Sem contrato, empresa é vista roçando canteiros em Maringá
Em vídeo, funcionário se identifica como da Serviplan. Por telefone, proprietário da empresa diz que não está realizando nenhum trabalho na cidade. Por outro lado, secretário de Serviços Públicos do município informou à CBN, por mensagem, que havia contratado a Serviplan de forma particular e que pagaria as despesas do próprio bolso, mas, depois, ele apagou a informação.
Um empresa de Londrina foi vista roçando canteiros de Maringá. Um vídeo, feito na sexta-feira (03), foi enviado para a CBN. Nele, dois homens aparecem. Um que filma a situação e fala com o outro, que se identifica como funcionário da Serviplan e diz que o serviço era para a Secretaria de Serviços Públicos, a Semusp.

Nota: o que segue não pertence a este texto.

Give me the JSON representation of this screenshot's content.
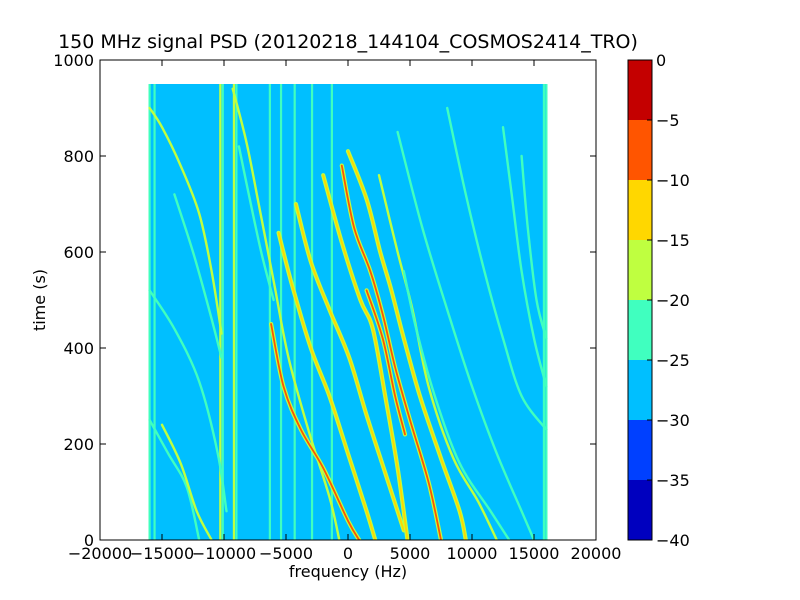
{
  "chart_data": {
    "type": "heatmap",
    "title": "150 MHz signal PSD (20120218_144104_COSMOS2414_TRO)",
    "xlabel": "frequency (Hz)",
    "ylabel": "time (s)",
    "xlim": [
      -20000,
      20000
    ],
    "ylim": [
      0,
      1000
    ],
    "xticks": [
      "−20000",
      "−15000",
      "−10000",
      "−5000",
      "0",
      "5000",
      "10000",
      "15000",
      "20000"
    ],
    "yticks": [
      "0",
      "200",
      "400",
      "600",
      "800",
      "1000"
    ],
    "data_extent": {
      "x": [
        -16000,
        16000
      ],
      "y": [
        0,
        950
      ]
    },
    "background_level": -27.5,
    "colorbar": {
      "min": -40,
      "max": 0,
      "ticks": [
        "0",
        "−5",
        "−10",
        "−15",
        "−20",
        "−25",
        "−30",
        "−35",
        "−40"
      ],
      "levels": [
        {
          "from": -40,
          "to": -35,
          "color": "#0000bf"
        },
        {
          "from": -35,
          "to": -30,
          "color": "#0040ff"
        },
        {
          "from": -30,
          "to": -25,
          "color": "#00bfff"
        },
        {
          "from": -25,
          "to": -20,
          "color": "#40ffbf"
        },
        {
          "from": -20,
          "to": -15,
          "color": "#bfff40"
        },
        {
          "from": -15,
          "to": -10,
          "color": "#ffd700"
        },
        {
          "from": -10,
          "to": -5,
          "color": "#ff5500"
        },
        {
          "from": -5,
          "to": 0,
          "color": "#c40000"
        }
      ]
    },
    "vertical_lines": [
      {
        "x": -16000,
        "level": -22
      },
      {
        "x": -15600,
        "level": -22
      },
      {
        "x": -10300,
        "level": -18
      },
      {
        "x": -10100,
        "level": -22
      },
      {
        "x": -9200,
        "level": -18
      },
      {
        "x": -9000,
        "level": -22
      },
      {
        "x": -6300,
        "level": -22
      },
      {
        "x": -5400,
        "level": -22
      },
      {
        "x": -4300,
        "level": -22
      },
      {
        "x": -2900,
        "level": -22
      },
      {
        "x": -1300,
        "level": -22
      },
      {
        "x": 15800,
        "level": -22
      },
      {
        "x": 16000,
        "level": -22
      }
    ],
    "tracks": [
      {
        "points": [
          [
            -16000,
            900
          ],
          [
            -15000,
            860
          ],
          [
            -13500,
            780
          ],
          [
            -12000,
            680
          ],
          [
            -11000,
            560
          ],
          [
            -10200,
            430
          ]
        ],
        "level": -18
      },
      {
        "points": [
          [
            -16000,
            520
          ],
          [
            -14000,
            440
          ],
          [
            -12000,
            330
          ],
          [
            -10500,
            180
          ],
          [
            -9800,
            60
          ]
        ],
        "level": -22
      },
      {
        "points": [
          [
            -16000,
            250
          ],
          [
            -14500,
            180
          ],
          [
            -13000,
            110
          ],
          [
            -12000,
            0
          ]
        ],
        "level": -22
      },
      {
        "points": [
          [
            -15000,
            240
          ],
          [
            -13500,
            160
          ],
          [
            -12200,
            60
          ],
          [
            -11000,
            0
          ]
        ],
        "level": -18
      },
      {
        "points": [
          [
            -9300,
            940
          ],
          [
            -8200,
            830
          ],
          [
            -7200,
            700
          ],
          [
            -6000,
            540
          ],
          [
            -4800,
            380
          ],
          [
            -3200,
            230
          ],
          [
            -1500,
            90
          ],
          [
            -700,
            0
          ]
        ],
        "level": -18
      },
      {
        "points": [
          [
            -6200,
            450
          ],
          [
            -5200,
            320
          ],
          [
            -3800,
            230
          ],
          [
            -2000,
            150
          ],
          [
            0,
            40
          ],
          [
            900,
            0
          ]
        ],
        "level": -5
      },
      {
        "points": [
          [
            -5600,
            640
          ],
          [
            -4500,
            530
          ],
          [
            -3000,
            400
          ],
          [
            -1500,
            300
          ],
          [
            0,
            180
          ],
          [
            1500,
            60
          ],
          [
            2200,
            0
          ]
        ],
        "level": -12
      },
      {
        "points": [
          [
            -4200,
            700
          ],
          [
            -3000,
            580
          ],
          [
            -1500,
            480
          ],
          [
            100,
            380
          ],
          [
            1500,
            260
          ],
          [
            3000,
            140
          ],
          [
            4500,
            20
          ]
        ],
        "level": -12
      },
      {
        "points": [
          [
            -2000,
            760
          ],
          [
            -500,
            620
          ],
          [
            1000,
            500
          ],
          [
            2000,
            440
          ],
          [
            3000,
            300
          ],
          [
            4000,
            150
          ],
          [
            4800,
            0
          ]
        ],
        "level": -10
      },
      {
        "points": [
          [
            -500,
            780
          ],
          [
            500,
            650
          ],
          [
            1800,
            560
          ],
          [
            2800,
            470
          ],
          [
            3800,
            360
          ],
          [
            5000,
            250
          ],
          [
            6500,
            120
          ],
          [
            7500,
            0
          ]
        ],
        "level": -5
      },
      {
        "points": [
          [
            1500,
            520
          ],
          [
            2800,
            420
          ],
          [
            3800,
            300
          ],
          [
            4600,
            220
          ]
        ],
        "level": -8
      },
      {
        "points": [
          [
            0,
            810
          ],
          [
            1500,
            710
          ],
          [
            2600,
            600
          ],
          [
            3500,
            520
          ],
          [
            4500,
            420
          ],
          [
            5800,
            300
          ],
          [
            7500,
            170
          ],
          [
            9000,
            60
          ],
          [
            9500,
            0
          ]
        ],
        "level": -12
      },
      {
        "points": [
          [
            2500,
            760
          ],
          [
            4000,
            600
          ],
          [
            5200,
            480
          ],
          [
            6500,
            320
          ],
          [
            8500,
            170
          ],
          [
            10500,
            80
          ],
          [
            12000,
            0
          ]
        ],
        "level": -18
      },
      {
        "points": [
          [
            4500,
            560
          ],
          [
            5500,
            440
          ],
          [
            7000,
            300
          ],
          [
            9000,
            160
          ],
          [
            11500,
            60
          ],
          [
            13000,
            0
          ]
        ],
        "level": -22
      },
      {
        "points": [
          [
            4000,
            850
          ],
          [
            6000,
            650
          ],
          [
            8000,
            480
          ],
          [
            10000,
            320
          ],
          [
            12000,
            180
          ],
          [
            14000,
            60
          ],
          [
            15000,
            0
          ]
        ],
        "level": -22
      },
      {
        "points": [
          [
            8000,
            900
          ],
          [
            9500,
            720
          ],
          [
            11000,
            560
          ],
          [
            12500,
            420
          ],
          [
            14000,
            300
          ],
          [
            16000,
            230
          ]
        ],
        "level": -22
      },
      {
        "points": [
          [
            12500,
            860
          ],
          [
            13200,
            720
          ],
          [
            14000,
            560
          ],
          [
            15000,
            420
          ],
          [
            16000,
            320
          ]
        ],
        "level": -22
      },
      {
        "points": [
          [
            14000,
            800
          ],
          [
            14500,
            650
          ],
          [
            15200,
            500
          ],
          [
            16000,
            420
          ]
        ],
        "level": -22
      },
      {
        "points": [
          [
            -14000,
            720
          ],
          [
            -12500,
            600
          ],
          [
            -11200,
            480
          ],
          [
            -10200,
            380
          ]
        ],
        "level": -22
      },
      {
        "points": [
          [
            -8800,
            820
          ],
          [
            -8000,
            720
          ],
          [
            -7000,
            600
          ],
          [
            -6000,
            500
          ]
        ],
        "level": -22
      }
    ]
  }
}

Segundo dados do Portal da Transparência, a Serviplan não tem mais nenhum contrato com a Prefeitura. A empresa londrinense teve um contrato de prestação de serviços de roçadas e afins com o Executivo entre o final de 2018 e 2019. Para isso, recebeu R$ 1 milhão 671 mil.
A lei federal de licitações, de 1993, diz que todo tipo de contrato deve ter registro - com pouquíssimas exceções. Dependendo da situação, a empresa que não cumprir a legislação pode ter problemas jurídicos e se impedida de participar de novas concorrências. Gestores também podem responder juridicamente.
Na manhã de sábado, a CBN procurou o secretário de Serviços Públicos, Vagner de Oliveira, para comentar o assunto. Por meio de mensagens, ele disse, em um primeiro momento, que não havia nenhuma empresa trabalhando para a Prefeitura em relação às roçadas, e que tudo estava sendo feito por servidores. Além disso, o secretário relatou que uma licitação para contratar o serviço deveria ocorrer neste mês.
Só que depois, quando a CBN enviou o vídeo em que o homem identifica a empresa para qual trabalha, o secretário deu novas informações: a de que teria contratado a empresa como cidadão, de forma particular, para que utilizasse uma máquina chamada Giro Zero -- uma espécie de trator. Oliveira seguiu, dizendo que iria pagar o serviço do próprio bolso porque queria ver a cidade limpa.
A reportagem viu as mensagens, mas, na sequência, entretanto, o secretário apagou as informações enviadas.
A reportagem, então, solicitou uma entrevista com o secretário. Oliveira, daí, disse que estava fora de Maringá e que a CBN deveria entrar em contato com a diretoria de comunicação da Prefeitura.
Dois advogados ouvidos pela CBN, sem saber especificamente sobre caso, divergiram sobre a questão relativa à doação de um serviço de um particular para a Prefeitura. Para um deles, é possível fazer a doação de um serviço se o processo ocorrer de forma formalizada. Para o outro, não.
A Serviplan é uma empresa de Londrina, ativa desde 2013, pelo menos. O proprietário é João Marcelo de Moraes Lopes. A CBN entrou em contato, por telefone, com ele no sábado, pela manhã. Em uma primeiro momento, com a qualidade da ligação ruim, sem a reportagem ter podido terminar o questionamento, Lopes disse que não havia contrato entre a Serviplan e a Prefeitura de Maringá.
Em uma segunda ligação, ainda no sábado, com qualidade de áudio melhor, Moraes falou que a reportagem deveria procurar com a Semusp porque não tinha o que dizer.
Quando questionado se a empresa estaria prestando algum tipo de serviço, mesmo que para alguém em particular em Maringá, o proprietário da Serviplan disse que não.
A assessoria de comunicação da Prefeitura informou que irá se manifestar por meio de nota. O primeiro contato ocorreu no sábado (04). Na manhã desta segunda (06), a CBN procurou novamente a assessoria. A resposta foi a de que as informações internas estavam sendo levantadas. Até o fechamento desta reportagem, não houve o envio da nota.